Monday, June 3, 2024

French Drain stops working

 The French drain was put in back in 2003 and has been working fine since then.  It was extended and terminated into the blue rock pool in 2008, and then the front end was rebuilt when we built the retaining wall in the front yard.  We exposed parts of it when we moved the gas line, and when we dug out the stumps of the two elm trees.

But when we got the roof replaced in 2023 and new gutters installed, it seemed to stop working.  Heavy rains would cause the downspout in the front West corner to overflow and erode away the dirt around where the downspout went underground to enter the French drain.


The first step to fixing this is to expose the end of the French drain in the blue rock pool in the backyard, between the Bamboo Grove and Zone 7.

The pipes in the French drain should terminate at the rock wall, under the rock.  So first we remove the blue rocks.

That exposes a badly weathered landscape cloth.  Removing that we find a layer of limestone rock.


Removing that, we get down to the actual pipes. 


The center one, sticking out the most, is the main pipe that should go all the way back to the downspout.  The other two, one on the left and one on the right should be perferated drain lines that run parallel to the main pipe, just to drain more.  The main pipe is 39 inches from the fence, and down 16 inches from the top of the rock wall between Zone 7 and the blue rock pool.

We can test for a problem by putting a house in the downspout and turning on the water.  After a long enough time, the downspout is full of water, but nothing is coming out of the pipes in the blue rock pool.

If we put a hose up the pipe from the blue rock pool, we get about 30 feet up the pipe before hitting something that keeps us from going further up.  But we do manage to flush out a dark material we believe is decomposing leaves and the protective granules from the asphalt roofing.

In trying to understand the French drain, we notice old pictures of it showed a clean-out pipe which would now be under, or in, the Rive of Rocks, and digging just a little, we find that.

Pushing the hose down from this clean-out pipe into the French drain, we only get about 9 or 10 feet before it stops.

But the French drain is not just a straight pipe.  It was imagined originally as going along the fence, and only later brought over to attach to the downspout.  So it goes from the clean-out pipe back under the fence gate and then turns right to the fence.  There it turns left and follows the fence down until the fence turns left again and follows the fence to the blue rock pool.  So there are 3 turns.  I think those were 30 degree turns, but possibly 45 degrees, or a mix of the two.  Those turns may be what is stopping the hose.

We tried a Large Drain Bladder from Home Depot ($21.97).  That is a balloon type device that you hook to a garden hose and then stick into your clogged drain.  The water pressure causes the bladder to expand until it seals the drain and then water shoots out the end at high pressure washing away any clog and debris.  Putting it in at the clean-out should then push all the roof granules and decomposed leaves out the other end into the blue rock pool.

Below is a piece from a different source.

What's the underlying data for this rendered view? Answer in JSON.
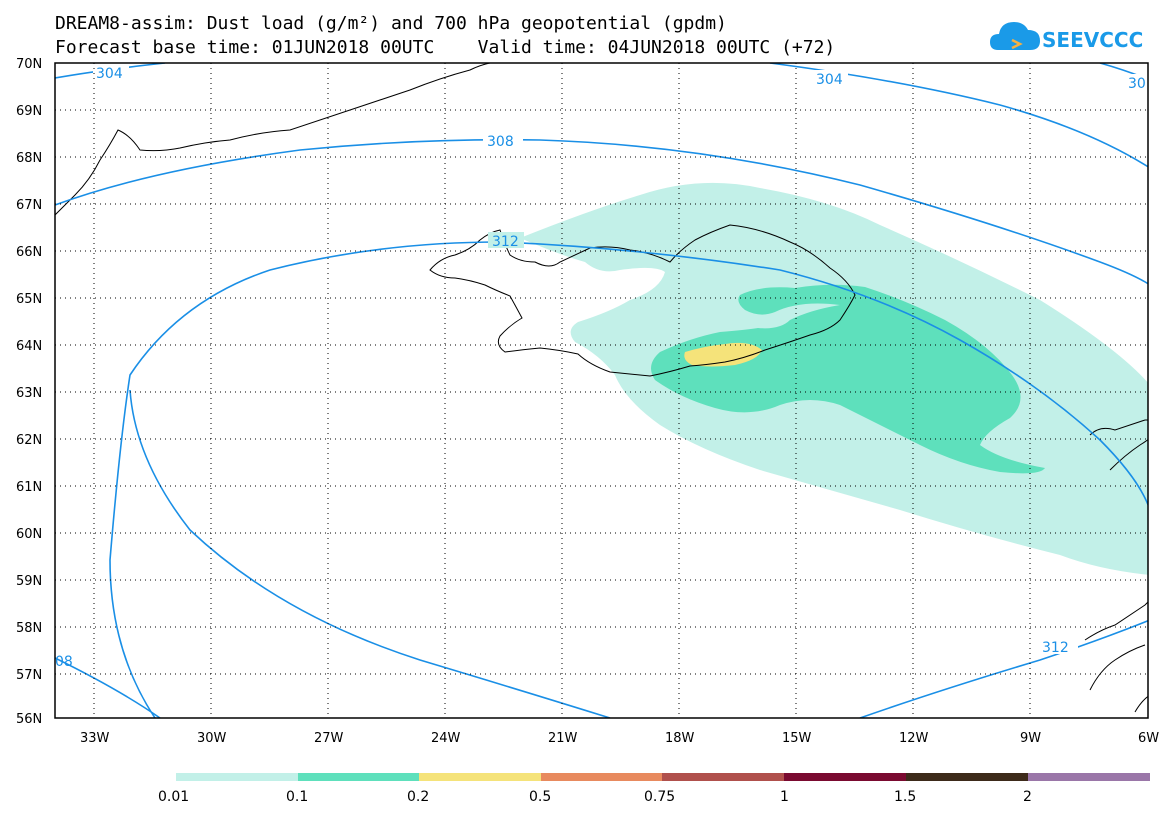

That didn't do anything either.  After running the water for about 10 minutes, there was some seepage from the pipes at the blue rock pool.

So we called a Radiant Plumbing to clean out the line.  They could come out two days later.  Matt showed up and after inspecting things offered three solutions: (1) a water blaster for $740, (2) a rotating cable for more, or (3) both the water blaster and the rotating cable for $1074.82.  We went for the least expensive -- the water blaster.

That was similar to what I had done, but with better equipment.  The water blaster put out much higher pressure out the front to break up any clogs, and also put water out the back to (a) move the head forward into the pipe all by itself, and (b) to push anything that was loosened up back out the pipe.  We tried it from the clean-out pipe


and from the blue rock pool back up the pipe.

And then back to the clean-out pipe again.  But we were getting nothing.  Well, almost nothing.  There were small artifacts of PVC pipe and some small pieces of shingle that had worked there way into the drain, but unless there were more, bigger, pieces that didn't really tell us anything.

 So we decided to try the cable snake to see if that would clear things out.


It seemed to get a bit further, but it was hitting something solid and could not get all the way thru the drain.

But we were able to get some flow.  Putting water in at the clean-out pipe would cause water to come out at the blue rock pool, but out of the wrong pipe!  It seemed to come out of the left pipe, not the center one.  Which made no real sense.

Since we had some flow (although we did not understand why), we had done as much as it seemed we could.  The cable hitting something hard was puzzling too.  So the suggestion was to bring a drain camera out and put it down the clean-out pipe.  The drain camera would give us a good view of what was in the French drain, and that would tell us what was needed next.